Категорически влюблен - стр. 22
Мама так высоко подняла брови, что они почти слились с линией роста волос, а Таби провела большим пальцем по шее, обещая младшему брату медленную и мучительную смерть. Тот захихикал и, поперхнувшись крошкой, зашелся в мучительном кашле.
– Так тебе и надо, – удовлетворенно кивнула Таби. И пояснила для мамы: – Он опаздывает в универ. Проспал, наверное, как обычно. Хочу проверить.
– А вот и, кха-кха, благовидный пред… – начал было Илья, задыхаясь от кашля, но подзатыльник Таби его осадил. – Ай! Мам, скажи Каринке, чтобы руки не распускала!
Таби закатила глаза. Кариной ее называли только домашние, и это почему-то казалось правильным. Эдакое секретное имя только для самых близких, как у индейцев. Для остальных она давно уже была Таби. Класса с седьмого точно.
– Цыц! – Мама слабо улыбнулась и протянула Таби ключ на колечке. По обеим сторонам ее рта залегли глубокие морщины, а круги под глазами отливали синевой. Таби и на них старалась не смотреть. Просто удивительно, как ловко можно не замечать очевидного, если поставить себе такую цель.
– Понял? – огрызнулась она на брата. – Цыц, мелюзга!
И, прежде чем тот успел ответить, выскочила за дверь.
Мамина болезнь впервые дала о себе знать шесть лет назад, когда Глеб (тогда еще студент) только въехал в квартиру по соседству. Она частенько спотыкалась, но каждый раз смеялась над собой и шутила, что ее «левая нога совсем от рук отбилась! Устроила революцию и перестала подчиняться органам власти». Шуточка была так себе, поэтому Таби с Ильей выразительно переглядывались и на счет три демонстративно закатывали глаза. Мол, что взять с матери, которая работает в детском саду и целыми днями общается только с малышней?
Они же не знали, что шутка была не просто шуткой.

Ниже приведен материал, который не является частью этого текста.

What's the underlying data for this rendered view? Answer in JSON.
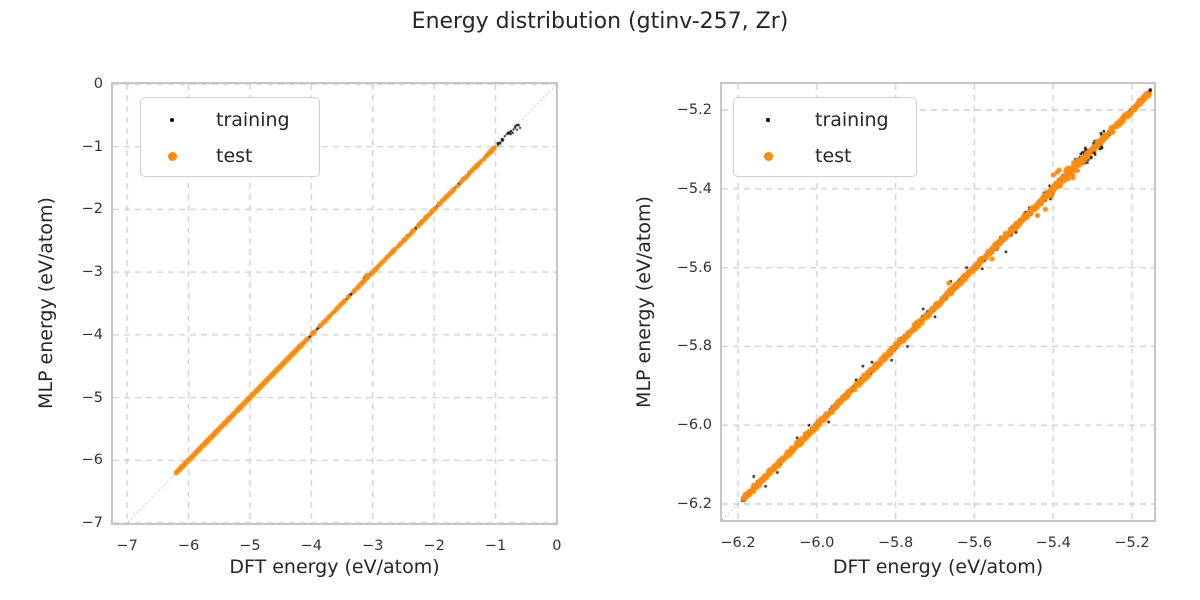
{
  "figure": {
    "title": "Energy distribution (gtinv-257, Zr)",
    "background": "#ffffff",
    "text_color": "#262626"
  },
  "colors": {
    "training": "#0d0d0d",
    "test": "#fb8c0e",
    "grid": "#cccccc",
    "spine": "#c6c6c6",
    "identity_line": "#999999"
  },
  "chart_data": [
    {
      "type": "scatter",
      "xlabel": "DFT energy (eV/atom)",
      "ylabel": "MLP energy (eV/atom)",
      "xlim": [
        -7.23,
        -0.015
      ],
      "ylim": [
        -7.0,
        0.0
      ],
      "grid": true,
      "grid_style": "dashed",
      "identity_line": true,
      "x_ticks": {
        "values": [
          -7,
          -6,
          -5,
          -4,
          -3,
          -2,
          -1,
          0
        ],
        "labels": [
          "−7",
          "−6",
          "−5",
          "−4",
          "−3",
          "−2",
          "−1",
          "0"
        ]
      },
      "y_ticks": {
        "values": [
          0,
          -1,
          -2,
          -3,
          -4,
          -5,
          -6,
          -7
        ],
        "labels": [
          "0",
          "−1",
          "−2",
          "−3",
          "−4",
          "−5",
          "−6",
          "−7"
        ]
      },
      "legend": {
        "position": "upper-left",
        "items": [
          {
            "label": "training",
            "series": "training"
          },
          {
            "label": "test",
            "series": "test"
          }
        ]
      },
      "segments_format": "[x_start, x_end, n_points, y_jitter]; points lie on y=x plus jitter",
      "series": [
        {
          "name": "training",
          "key": "training",
          "size": 1.8,
          "seed": 7,
          "segments": [
            [
              -6.2,
              -1.0,
              1000,
              0.01
            ],
            [
              -3.6,
              -2.9,
              80,
              0.02
            ],
            [
              -2.1,
              -1.2,
              70,
              0.016
            ],
            [
              -1.0,
              -0.62,
              26,
              0.03
            ]
          ],
          "outliers": [
            [
              -0.65,
              -0.73
            ],
            [
              -0.68,
              -0.7
            ],
            [
              -0.72,
              -0.78
            ],
            [
              -0.62,
              -0.66
            ],
            [
              -0.75,
              -0.8
            ],
            [
              -0.85,
              -0.83
            ],
            [
              -0.92,
              -0.95
            ],
            [
              -0.6,
              -0.7
            ],
            [
              -3.13,
              -3.07
            ],
            [
              -3.15,
              -3.1
            ]
          ]
        },
        {
          "name": "test",
          "key": "test",
          "size": 4.6,
          "seed": 11,
          "segments": [
            [
              -6.2,
              -4.15,
              650,
              0.007
            ],
            [
              -4.15,
              -2.55,
              90,
              0.008
            ],
            [
              -2.55,
              -1.02,
              100,
              0.01
            ]
          ],
          "outliers": [
            [
              -3.1,
              -3.05
            ]
          ]
        }
      ]
    },
    {
      "type": "scatter",
      "xlabel": "DFT energy (eV/atom)",
      "ylabel": "MLP energy (eV/atom)",
      "xlim": [
        -6.2406,
        -5.1442
      ],
      "ylim": [
        -6.2406,
        -5.134
      ],
      "grid": true,
      "grid_style": "dashed",
      "identity_line": true,
      "x_ticks": {
        "values": [
          -6.2,
          -6.0,
          -5.8,
          -5.6,
          -5.4,
          -5.2
        ],
        "labels": [
          "−6.2",
          "−6.0",
          "−5.8",
          "−5.6",
          "−5.4",
          "−5.2"
        ]
      },
      "y_ticks": {
        "values": [
          -5.2,
          -5.4,
          -5.6,
          -5.8,
          -6.0,
          -6.2
        ],
        "labels": [
          "−5.2",
          "−5.4",
          "−5.6",
          "−5.8",
          "−6.0",
          "−6.2"
        ]
      },
      "legend": {
        "position": "upper-left",
        "items": [
          {
            "label": "training",
            "series": "training"
          },
          {
            "label": "test",
            "series": "test"
          }
        ]
      },
      "segments_format": "[x_start, x_end, n_points, y_jitter]; points lie on y=x plus jitter",
      "series": [
        {
          "name": "training",
          "key": "training",
          "size": 2.4,
          "seed": 13,
          "segments": [
            [
              -6.19,
              -5.15,
              1500,
              0.006
            ],
            [
              -5.43,
              -5.27,
              100,
              0.018
            ],
            [
              -5.55,
              -5.45,
              40,
              0.012
            ]
          ],
          "outliers": [
            [
              -6.16,
              -6.13
            ],
            [
              -6.1,
              -6.12
            ],
            [
              -6.13,
              -6.155
            ],
            [
              -5.62,
              -5.6
            ],
            [
              -5.77,
              -5.8
            ],
            [
              -5.9,
              -5.885
            ],
            [
              -6.05,
              -6.032
            ],
            [
              -5.52,
              -5.56
            ],
            [
              -5.58,
              -5.603
            ],
            [
              -5.66,
              -5.635
            ],
            [
              -5.7,
              -5.725
            ],
            [
              -5.81,
              -5.835
            ],
            [
              -5.73,
              -5.705
            ],
            [
              -5.86,
              -5.84
            ],
            [
              -5.97,
              -5.992
            ],
            [
              -6.02,
              -6.0
            ],
            [
              -5.883,
              -5.85
            ]
          ]
        },
        {
          "name": "test",
          "key": "test",
          "size": 5.0,
          "seed": 17,
          "segments": [
            [
              -6.19,
              -5.155,
              850,
              0.006
            ],
            [
              -5.41,
              -5.3,
              35,
              0.014
            ]
          ],
          "outliers": [
            [
              -5.4,
              -5.365
            ],
            [
              -5.39,
              -5.358
            ],
            [
              -5.385,
              -5.352
            ],
            [
              -5.42,
              -5.452
            ],
            [
              -5.35,
              -5.372
            ],
            [
              -5.44,
              -5.468
            ],
            [
              -5.665,
              -5.64
            ],
            [
              -5.555,
              -5.578
            ]
          ]
        }
      ]
    }
  ]
}
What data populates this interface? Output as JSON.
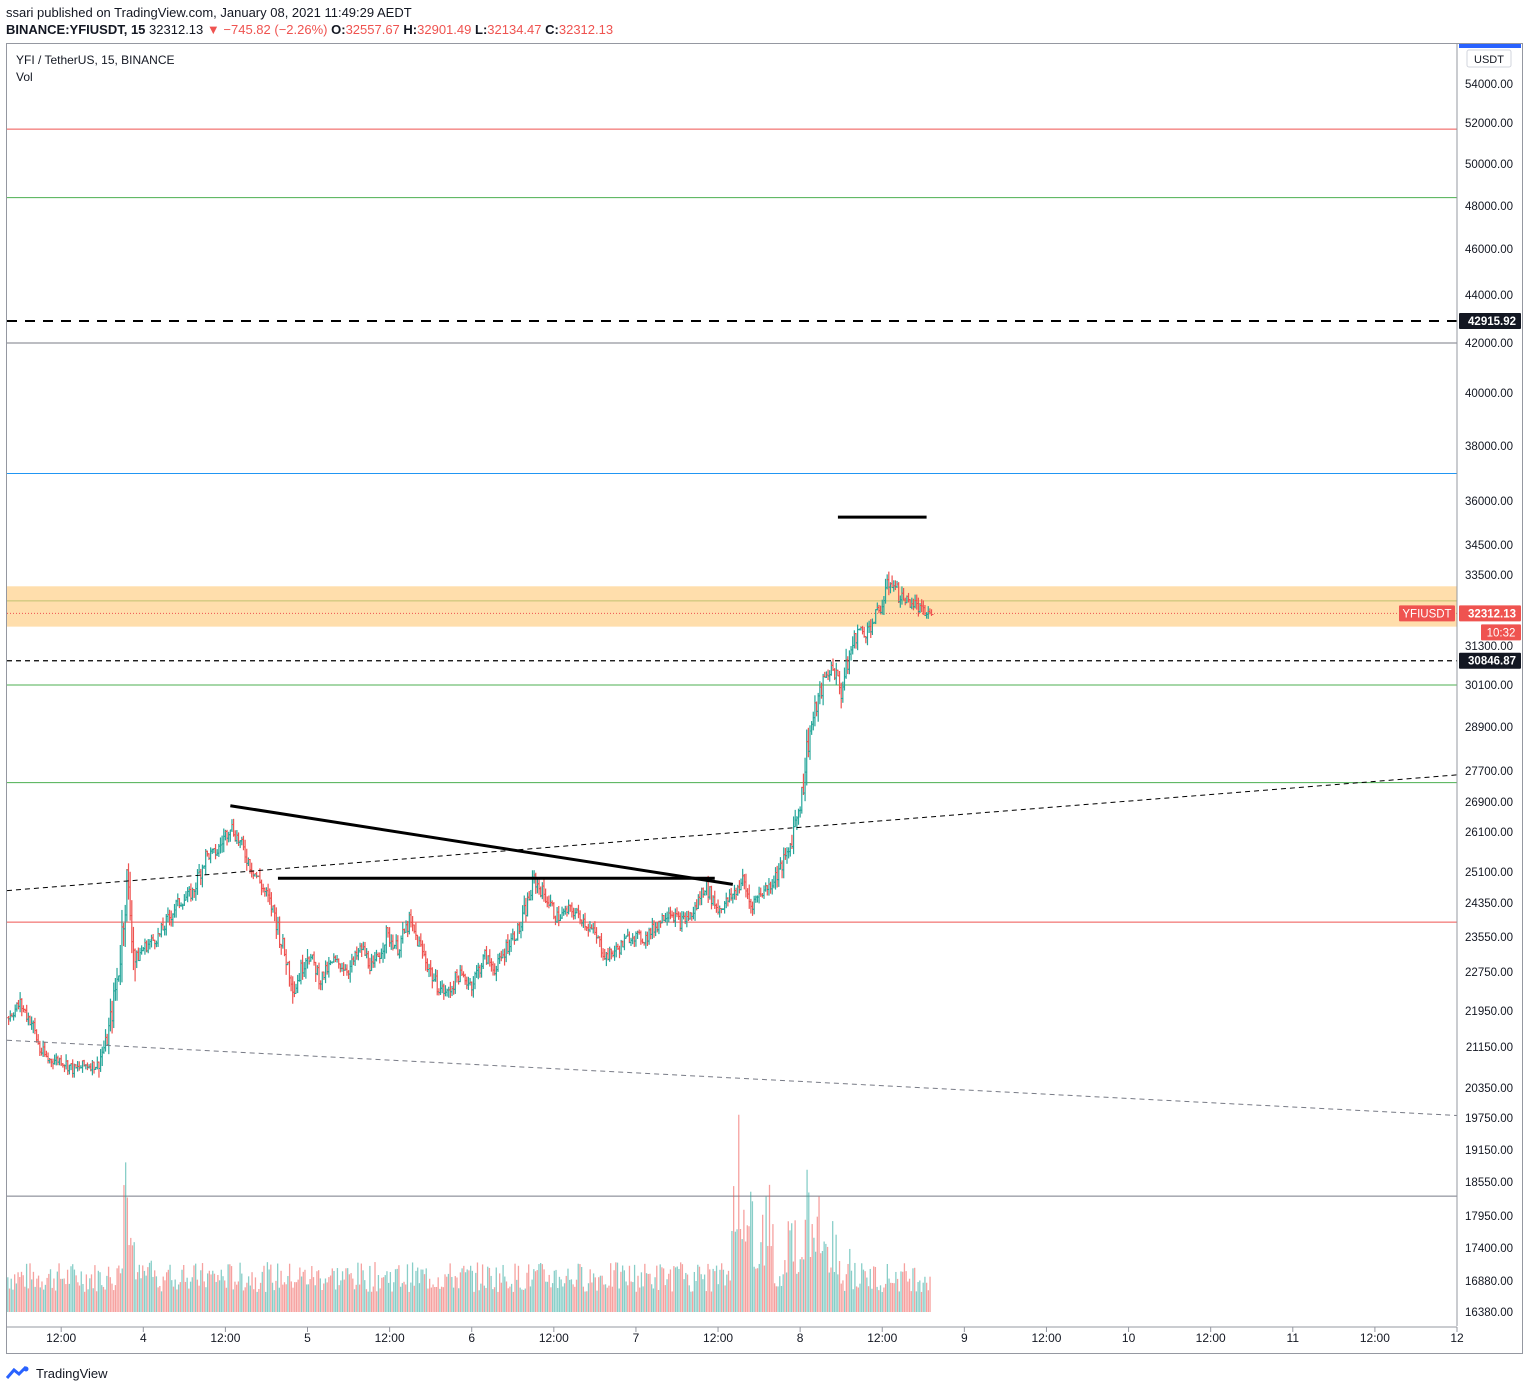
{
  "header": {
    "publisher": "ssari published on TradingView.com, January 08, 2021 11:49:29 AEDT",
    "symbol": "BINANCE:YFIUSDT, 15",
    "last": "32312.13",
    "change": "−745.82 (−2.26%)",
    "o_label": "O:",
    "o": "32557.67",
    "h_label": "H:",
    "h": "32901.49",
    "l_label": "L:",
    "l": "32134.47",
    "c_label": "C:",
    "c": "32312.13"
  },
  "legend": {
    "title": "YFI / TetherUS, 15, BINANCE",
    "vol": "Vol"
  },
  "footer": {
    "brand": "TradingView"
  },
  "colors": {
    "up": "#26a69a",
    "down": "#ef5350",
    "zone": "#ffcc80",
    "accent": "#2962ff"
  },
  "chart_data": {
    "type": "candlestick",
    "title": "",
    "currency": "USDT",
    "y_ticks": [
      54000,
      52000,
      50000,
      48000,
      46000,
      44000,
      42000,
      40000,
      38000,
      36000,
      34500,
      33500,
      31300,
      30100,
      28900,
      27700,
      26900,
      26100,
      25100,
      24350,
      23550,
      22750,
      21950,
      21150,
      20350,
      19750,
      19150,
      18550,
      17950,
      17400,
      16880,
      16380
    ],
    "y_tick_labels": [
      "54000.00",
      "52000.00",
      "50000.00",
      "48000.00",
      "46000.00",
      "44000.00",
      "42000.00",
      "40000.00",
      "38000.00",
      "36000.00",
      "34500.00",
      "33500.00",
      "31300.00",
      "30100.00",
      "28900.00",
      "27700.00",
      "26900.00",
      "26100.00",
      "25100.00",
      "24350.00",
      "23550.00",
      "22750.00",
      "21950.00",
      "21150.00",
      "20350.00",
      "19750.00",
      "19150.00",
      "18550.00",
      "17950.00",
      "17400.00",
      "16880.00",
      "16380.00"
    ],
    "x_tick_labels": [
      "12:00",
      "4",
      "12:00",
      "5",
      "12:00",
      "6",
      "12:00",
      "7",
      "12:00",
      "8",
      "12:00",
      "9",
      "12:00",
      "10",
      "12:00",
      "11",
      "12:00",
      "12"
    ],
    "x_ticks_day": [
      3.5,
      4,
      4.5,
      5,
      5.5,
      6,
      6.5,
      7,
      7.5,
      8,
      8.5,
      9,
      9.5,
      10,
      10.5,
      11,
      11.5,
      12
    ],
    "x_range_day": [
      3.17,
      12
    ],
    "price_badges": [
      {
        "label": "42915.92",
        "price": 42915.92,
        "style": "dark"
      },
      {
        "label": "30846.87",
        "price": 30846.87,
        "style": "dark"
      },
      {
        "label": "32312.13",
        "price": 32312.13,
        "style": "red",
        "name": "YFIUSDT"
      }
    ],
    "countdown": "10:32",
    "horizontal_lines": [
      {
        "price": 51700,
        "color": "#ef5350"
      },
      {
        "price": 48400,
        "color": "#4caf50"
      },
      {
        "price": 42000,
        "color": "#787b86"
      },
      {
        "price": 37000,
        "color": "#2196f3"
      },
      {
        "price": 32700,
        "color": "#4caf50"
      },
      {
        "price": 30100,
        "color": "#4caf50"
      },
      {
        "price": 27400,
        "color": "#4caf50"
      },
      {
        "price": 23900,
        "color": "#ef5350"
      },
      {
        "price": 18300,
        "color": "#787b86"
      }
    ],
    "dashed_levels": [
      42915.92,
      30846.87
    ],
    "zone": {
      "from": 31900,
      "to": 33150
    },
    "trend_lines": [
      {
        "x": [
          4.53,
          7.59
        ],
        "price": [
          26800,
          24800
        ],
        "width": 3
      },
      {
        "x": [
          4.82,
          7.48
        ],
        "price": [
          24950,
          24950
        ],
        "width": 3
      },
      {
        "x": [
          8.23,
          8.77
        ],
        "price": [
          35450,
          35450
        ],
        "width": 3
      },
      {
        "x": [
          3.17,
          12.0
        ],
        "price": [
          24650,
          27600
        ],
        "width": 1,
        "dash": true
      },
      {
        "x": [
          3.17,
          12.0
        ],
        "price": [
          21300,
          19800
        ],
        "width": 1,
        "dash": true,
        "color": "#787b86"
      }
    ],
    "price_path": [
      [
        3.17,
        21800
      ],
      [
        3.25,
        22100
      ],
      [
        3.32,
        21700
      ],
      [
        3.37,
        21100
      ],
      [
        3.42,
        20900
      ],
      [
        3.5,
        20900
      ],
      [
        3.58,
        20700
      ],
      [
        3.65,
        20800
      ],
      [
        3.72,
        20800
      ],
      [
        3.78,
        21300
      ],
      [
        3.85,
        22800
      ],
      [
        3.9,
        24900
      ],
      [
        3.95,
        23000
      ],
      [
        4.0,
        23300
      ],
      [
        4.1,
        23600
      ],
      [
        4.2,
        24300
      ],
      [
        4.3,
        24600
      ],
      [
        4.38,
        25500
      ],
      [
        4.45,
        25600
      ],
      [
        4.53,
        26300
      ],
      [
        4.58,
        25900
      ],
      [
        4.65,
        25300
      ],
      [
        4.73,
        24700
      ],
      [
        4.8,
        24100
      ],
      [
        4.85,
        23300
      ],
      [
        4.92,
        22400
      ],
      [
        5.0,
        23200
      ],
      [
        5.08,
        22600
      ],
      [
        5.16,
        23000
      ],
      [
        5.25,
        22800
      ],
      [
        5.33,
        23300
      ],
      [
        5.4,
        22800
      ],
      [
        5.48,
        23600
      ],
      [
        5.55,
        23300
      ],
      [
        5.62,
        23900
      ],
      [
        5.7,
        23200
      ],
      [
        5.78,
        22500
      ],
      [
        5.85,
        22300
      ],
      [
        5.92,
        22700
      ],
      [
        6.0,
        22500
      ],
      [
        6.08,
        23100
      ],
      [
        6.15,
        22800
      ],
      [
        6.22,
        23400
      ],
      [
        6.3,
        23800
      ],
      [
        6.38,
        24900
      ],
      [
        6.45,
        24500
      ],
      [
        6.52,
        24000
      ],
      [
        6.6,
        24200
      ],
      [
        6.67,
        24000
      ],
      [
        6.75,
        23600
      ],
      [
        6.82,
        23100
      ],
      [
        6.9,
        23300
      ],
      [
        6.97,
        23600
      ],
      [
        7.05,
        23500
      ],
      [
        7.12,
        23800
      ],
      [
        7.2,
        24200
      ],
      [
        7.27,
        23900
      ],
      [
        7.35,
        24100
      ],
      [
        7.42,
        24800
      ],
      [
        7.5,
        24200
      ],
      [
        7.56,
        24400
      ],
      [
        7.6,
        24600
      ],
      [
        7.65,
        24900
      ],
      [
        7.7,
        24300
      ],
      [
        7.76,
        24600
      ],
      [
        7.82,
        24800
      ],
      [
        7.88,
        25200
      ],
      [
        7.93,
        25600
      ],
      [
        7.97,
        26400
      ],
      [
        8.01,
        27100
      ],
      [
        8.05,
        28600
      ],
      [
        8.1,
        29500
      ],
      [
        8.15,
        30300
      ],
      [
        8.2,
        30700
      ],
      [
        8.25,
        29900
      ],
      [
        8.3,
        31000
      ],
      [
        8.35,
        31800
      ],
      [
        8.4,
        31700
      ],
      [
        8.45,
        32100
      ],
      [
        8.5,
        32600
      ],
      [
        8.55,
        33400
      ],
      [
        8.6,
        32900
      ],
      [
        8.65,
        32700
      ],
      [
        8.7,
        32600
      ],
      [
        8.75,
        32300
      ],
      [
        8.8,
        32312.13
      ]
    ],
    "volume_scale_max": 1,
    "volume_profile": [
      {
        "x": 3.9,
        "v": 0.82
      },
      {
        "x": 4.05,
        "v": 0.25
      },
      {
        "x": 4.25,
        "v": 0.22
      },
      {
        "x": 7.3,
        "v": 0.2
      },
      {
        "x": 7.62,
        "v": 0.9
      },
      {
        "x": 7.7,
        "v": 0.6
      },
      {
        "x": 7.8,
        "v": 0.7
      },
      {
        "x": 7.95,
        "v": 0.55
      },
      {
        "x": 8.05,
        "v": 0.75
      },
      {
        "x": 8.12,
        "v": 0.6
      },
      {
        "x": 8.2,
        "v": 0.5
      },
      {
        "x": 8.3,
        "v": 0.35
      }
    ],
    "grid": false,
    "legend_position": "top-left"
  }
}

Диагноз «рассеянный склероз» все расставил по своим местам. Оказалось, он вообще не имеет ничего общего со стариками, которые забывают, что тумбочка называется тумбочкой, а кровать – кроватью. Просто мамины иммунные клетки по какой-то причине решили атаковать нервные волокна своего же организма. В результате команды мозга просто перестали доходить до разных участков тела. Мамин мозг говорил ноге «иди», но она не получала команду. Сначала просто спотыкалась, а потом и вовсе перестала быть опорой: мама ходила только по стеночке и почти волокла за собой ногу, которая все время норовила вывернуться под странным углом.
Таби старалась не думать о том, возможно ли, что команду не получит какой-то жизненно важный орган. Например, мамины легкие.
Или сердце.
Она зажмурилась, прогоняя из головы страшную картинку, и мысленно напомнила себе проверить, не начали ли отрастать рыжие корни. Они с Ильей были как два факела – оба в мать, – пока она не решила сменить цвет волос на горький шоколад. Таби была убеждена, что с темными локонами выглядит взрослее и сексуальнее, но Илья при каждом удобном (и неудобном) случае пытался «позолотить ей ручку», чтобы она навела порчу на математичку, которая уже замучила его своими олимпиадами. Короче, тонко намекал на то, что она теперь похожа на цыганку, за что и получал в бубен.
Ключ легко скользнул в замочную скважину, и Таби тихо вошла в прихожую Глеба. Беззвучно стянула ботинки и, мягко ступая по веселенькому розовому ковру с лягушатами, прошла в единственную комнату, которая служила Глебу и спальней, и гостиной, и рабочим кабинетом.